The exchange of Reed and Yaroshenko was notable because it came amid soaring tensions only two months after Russia started its full-scale war in Ukraine.

Reed, an ex-Marine, was arrested in 2019 in Moscow for assaulting a police while allegedly drunk. Reed denied the allegations and then-U.S. Ambassador John Sullivan said the case was so preposterous that “even the judge laughed," but Reed got a sentence of nine years.

Yaroshenko, a pilot, was arrested in 2010 in Liberia for involvement in a lucrative cocaine distribution scheme. He was extradited to the U.S. and sentenced to 20 years.

The April 7, 2022, exchange took place at an airport in Turkey.

The sleepers

In June 2010, U.S. officials rounded up 10 Russians alleged to be “sleeper agents” — living under false identities without specific espionage missions — to be activated as needed. Most of the intelligence they gathered apparently was of low significance.

One exception was Anna Chapman, who captured attention in the tabloids with her long red hair and model-like features.

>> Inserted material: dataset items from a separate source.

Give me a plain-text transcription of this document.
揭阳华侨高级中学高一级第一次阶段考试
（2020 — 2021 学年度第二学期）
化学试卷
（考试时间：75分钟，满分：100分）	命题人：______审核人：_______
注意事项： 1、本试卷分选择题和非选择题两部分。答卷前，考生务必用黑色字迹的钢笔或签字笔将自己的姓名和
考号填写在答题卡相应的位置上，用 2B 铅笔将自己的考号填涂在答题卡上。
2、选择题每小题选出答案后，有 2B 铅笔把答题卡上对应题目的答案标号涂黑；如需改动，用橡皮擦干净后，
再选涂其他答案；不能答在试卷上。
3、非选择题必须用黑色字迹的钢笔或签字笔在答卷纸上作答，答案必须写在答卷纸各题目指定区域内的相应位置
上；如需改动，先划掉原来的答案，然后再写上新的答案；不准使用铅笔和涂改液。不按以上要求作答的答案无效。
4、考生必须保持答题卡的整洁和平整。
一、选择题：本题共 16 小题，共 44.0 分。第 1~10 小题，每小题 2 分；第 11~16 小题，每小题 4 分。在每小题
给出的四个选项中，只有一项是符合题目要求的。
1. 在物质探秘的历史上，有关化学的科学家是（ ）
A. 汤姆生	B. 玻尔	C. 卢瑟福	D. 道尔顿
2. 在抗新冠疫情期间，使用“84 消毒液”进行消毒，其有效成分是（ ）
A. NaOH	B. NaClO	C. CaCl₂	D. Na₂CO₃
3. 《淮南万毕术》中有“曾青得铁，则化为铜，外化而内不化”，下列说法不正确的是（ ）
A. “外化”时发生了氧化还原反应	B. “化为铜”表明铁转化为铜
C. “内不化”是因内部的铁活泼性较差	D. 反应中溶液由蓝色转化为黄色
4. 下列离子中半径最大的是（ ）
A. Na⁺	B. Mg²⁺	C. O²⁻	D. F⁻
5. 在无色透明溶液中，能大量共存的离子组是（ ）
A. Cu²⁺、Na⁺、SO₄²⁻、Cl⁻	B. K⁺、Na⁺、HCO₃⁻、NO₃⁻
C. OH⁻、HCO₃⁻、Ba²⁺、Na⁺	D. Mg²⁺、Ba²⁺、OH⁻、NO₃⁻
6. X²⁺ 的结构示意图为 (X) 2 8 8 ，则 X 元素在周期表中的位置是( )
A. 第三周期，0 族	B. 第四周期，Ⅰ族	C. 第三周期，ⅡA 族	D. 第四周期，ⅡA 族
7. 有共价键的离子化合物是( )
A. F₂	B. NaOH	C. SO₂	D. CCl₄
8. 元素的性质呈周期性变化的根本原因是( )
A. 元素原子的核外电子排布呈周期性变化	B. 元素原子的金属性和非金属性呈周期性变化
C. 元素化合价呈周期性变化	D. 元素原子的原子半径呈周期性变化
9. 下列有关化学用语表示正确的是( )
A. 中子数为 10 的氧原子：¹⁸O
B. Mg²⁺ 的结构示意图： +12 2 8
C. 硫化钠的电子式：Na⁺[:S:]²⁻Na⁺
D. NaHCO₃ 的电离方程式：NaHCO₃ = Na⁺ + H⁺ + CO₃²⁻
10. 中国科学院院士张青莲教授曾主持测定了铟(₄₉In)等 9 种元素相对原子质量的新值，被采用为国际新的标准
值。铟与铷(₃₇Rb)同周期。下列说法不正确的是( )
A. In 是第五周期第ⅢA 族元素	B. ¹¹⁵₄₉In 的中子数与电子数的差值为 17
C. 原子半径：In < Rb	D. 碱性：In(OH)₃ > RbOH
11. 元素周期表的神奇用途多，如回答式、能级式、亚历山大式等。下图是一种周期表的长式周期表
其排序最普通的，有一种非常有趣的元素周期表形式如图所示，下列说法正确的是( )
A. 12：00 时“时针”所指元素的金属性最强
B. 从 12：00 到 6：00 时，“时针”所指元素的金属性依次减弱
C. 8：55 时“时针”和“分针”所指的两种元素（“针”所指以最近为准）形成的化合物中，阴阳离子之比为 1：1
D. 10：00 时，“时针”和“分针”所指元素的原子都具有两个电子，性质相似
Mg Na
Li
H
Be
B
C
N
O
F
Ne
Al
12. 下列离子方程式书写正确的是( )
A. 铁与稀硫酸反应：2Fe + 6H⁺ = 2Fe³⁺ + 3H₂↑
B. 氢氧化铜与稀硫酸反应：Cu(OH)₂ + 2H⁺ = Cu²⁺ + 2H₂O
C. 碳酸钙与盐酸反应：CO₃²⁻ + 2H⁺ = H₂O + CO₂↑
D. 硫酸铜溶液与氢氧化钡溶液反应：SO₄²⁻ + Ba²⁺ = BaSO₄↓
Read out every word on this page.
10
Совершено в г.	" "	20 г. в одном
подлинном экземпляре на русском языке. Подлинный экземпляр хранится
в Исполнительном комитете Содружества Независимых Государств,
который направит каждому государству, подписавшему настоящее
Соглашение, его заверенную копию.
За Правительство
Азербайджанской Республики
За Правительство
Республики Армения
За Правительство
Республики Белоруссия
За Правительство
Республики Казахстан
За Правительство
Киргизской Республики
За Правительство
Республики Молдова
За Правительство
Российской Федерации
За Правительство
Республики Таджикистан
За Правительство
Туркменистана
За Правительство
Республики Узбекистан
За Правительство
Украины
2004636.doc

They Russians were exchanged the next month at the Vienna airport in an unusual swap for four Russians imprisoned in their homeland, including Sergei Skripal, a double agent working with the British intelligence service. Skripal took up residence in the U.K., where he and his daughter suffered near-fatal nerve agent poisoning eight years later that officials blamed on Russia.

Rudolf Abel and Francis Gary Powers

In probably the most dramatic swap of the Cold War era, Abel and Powers were exchanged on Feb. 10, 1962, on the Glienicke Bridge connecting the U.S.-occupied zone of Berlin with East Germany.

Abel was the alias of British-born William Fisher, who moved to the Soviet Union and joined its intelligence operations in the 1920s. Posted to the U.S. in 1948, he was arrested on espionage charges in 1957 and sentenced to 30 years.

Powers piloted a U-2 high-altitude photo reconnaissance plane that was shot down over central Russia in 1960. Because of the highly sensitive nature of the flight, which was to photograph military facilities, Powers' gear included a coin coated with neurotoxin to be used to kill himself if discovered, but he did not use it.

The exchange on the “Bridge of Spies,” as it was known, was depicted in the 2015 film of the same name.